Babimania
Mode, musique, argot… Tous les yeux sont rivés sur la capitale économique pour savoir quelle sera la prochaine tendance à adopter. Car Babi a définitivement la cote!
Ce qui est fascinant avec la Côte d’Ivoire, c’est de constater à quel point son développement fulgurant en moins de quinze ans a rendu le pays incontournable pour toute l’Afrique de l’Ouest, voire au-delà.
Pas seulement pour son attraction et les visiteurs business, happy few, et autres artistes qui s’y bousculent pour faire des affaires et la fête dans les centaines de restaurants, bars et hôtels – qui ont poussé à Babi comme des champignons.
Mais parce que l’ivoir’touch s’exporte, essaime, fait des petits aux alentours, tous domaines confondus. Babi est devenue la référence, le chic absolu. Et la Babimania atteint tout le monde – riches, pauvres, middle class. Dans l’ensemble de la sous-région, il faut faire comme à Abidjan pour être dans le vent, pour être un grand quelqu’un.
Dans la mode, déjà.

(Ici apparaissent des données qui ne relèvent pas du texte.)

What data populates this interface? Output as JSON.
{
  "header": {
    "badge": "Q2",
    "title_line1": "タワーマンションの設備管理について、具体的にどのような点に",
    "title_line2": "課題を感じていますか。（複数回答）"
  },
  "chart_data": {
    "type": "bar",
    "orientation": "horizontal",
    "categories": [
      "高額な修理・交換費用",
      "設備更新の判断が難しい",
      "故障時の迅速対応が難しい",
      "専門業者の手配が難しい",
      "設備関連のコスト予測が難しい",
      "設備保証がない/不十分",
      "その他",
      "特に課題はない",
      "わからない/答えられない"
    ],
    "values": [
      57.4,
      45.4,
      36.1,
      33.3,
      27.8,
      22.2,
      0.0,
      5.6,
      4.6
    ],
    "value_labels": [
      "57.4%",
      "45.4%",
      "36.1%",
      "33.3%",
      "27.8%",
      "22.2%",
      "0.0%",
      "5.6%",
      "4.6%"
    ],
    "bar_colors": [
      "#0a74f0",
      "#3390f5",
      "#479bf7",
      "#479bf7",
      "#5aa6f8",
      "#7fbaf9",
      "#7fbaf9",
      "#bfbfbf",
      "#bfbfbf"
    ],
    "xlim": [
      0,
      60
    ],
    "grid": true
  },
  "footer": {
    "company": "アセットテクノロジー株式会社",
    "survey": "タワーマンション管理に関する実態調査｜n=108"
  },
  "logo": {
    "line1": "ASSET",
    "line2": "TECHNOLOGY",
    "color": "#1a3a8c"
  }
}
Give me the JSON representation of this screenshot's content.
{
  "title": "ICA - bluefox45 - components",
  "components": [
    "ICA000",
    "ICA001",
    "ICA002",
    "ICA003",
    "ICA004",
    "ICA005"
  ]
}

C’est clairement là-bas que l’on donne le ton, pour le motif pagne et ses déclinaisons découpées sur les baskets, les escarpins, les chemises, les sacs à main. Pour les boubous sculptés, colorés et en matières fluides. Pour les coupes de cheveux et postiches travaillés, ou le retour de la coupe afro qui revendique fièrement l’africanité.
Dans la musique aussi, évidemment. En boîtes de nuit, à Ouaga ou à Bamako, on se déhanche sur du coupé-décalé ou encore sur les derniers flows de rap ivoire signés Didi B, Suspect 95, ou plus récemment Himra et ses paroles en mode nouchi hardcore.
Dans la parole, encore, évidemment: le fameux nouchi, ou parler de la rue, est incroyablement créatif, mêlant des anglicismes et des mots tirés de langues locales ou du français. Partout en Afrique, on frime en sortant des expressions comme «y’a pas drap» ou «je vais enjailler le coin». Preuve du rayonnement incroyable de cette langue, comme chacun le sait, la plupart de ses mots sont entrés au panthéon du Petit Robert de la langue française. Une «go», par exemple, pour désigner une fille, est un vocable tellement passé dans le langage courant, de Cotonou à Kinshasa, en passant par Yaoundé, que l’on se souvient à peine qu’il est né à Abidjan. Idem pour les «gros taux», autrement dit les gars fortunés que recherchent les «go». Ou encore, les «gaous», ceux qui se font avoir, un peu neuneus, immortalisés par le tube planétaire «Premier gaou» du groupe Magic System – sorti en 2000, mais toujours d’actualité côté influence: aucune cérémonie, mariage ou anniversaire ne se termine sans lui!
Et enfin, l’ivoir’touch, c’est aussi un style de vie, populaire, qui s’est répandu dans la plupart des pays qui entourent la Côte d’Ivoire: la tradition maquis. C’est le restobar en plein air où l’on se retrouve entre potes le soir pour refaire le monde. Souvent, il s’agit d’un bar où l’on commande une caisse de bières, avant de choisir un poulet ou un poisson sur l’étal d’une «braiseuse» placé utilement juste devant. La formule «deux en un» se retrouve aujourd’hui un peu partout ailleurs, à Douala ou à Lomé. Et plus largement, l’habitude de manger un plat au maquis avant de rentrer s’est exportée dans des contrées où l’on sortait boire un verre, mais pas forcément assorti d’un braisé-attiéké ou d’un riz sauce gombo. Même la petite marinade tomates oignons du poulet bicyclette made in Côte d’Ivoire a fait école au-delà des frontières. Et les fameux allocos, d’ailleurs, qui se souvient qu’ils ont été inventés en Côte d’Ivoire, parmi ceux qui les dégustent à Brazzaville, en accompagnement d’un saka saka? Bref, la Babimania s’est emparée de l’Afrique tout entière. Moi, je vous le dis! Lentement mais sûrement. Et c’est ça, le vrai soft power!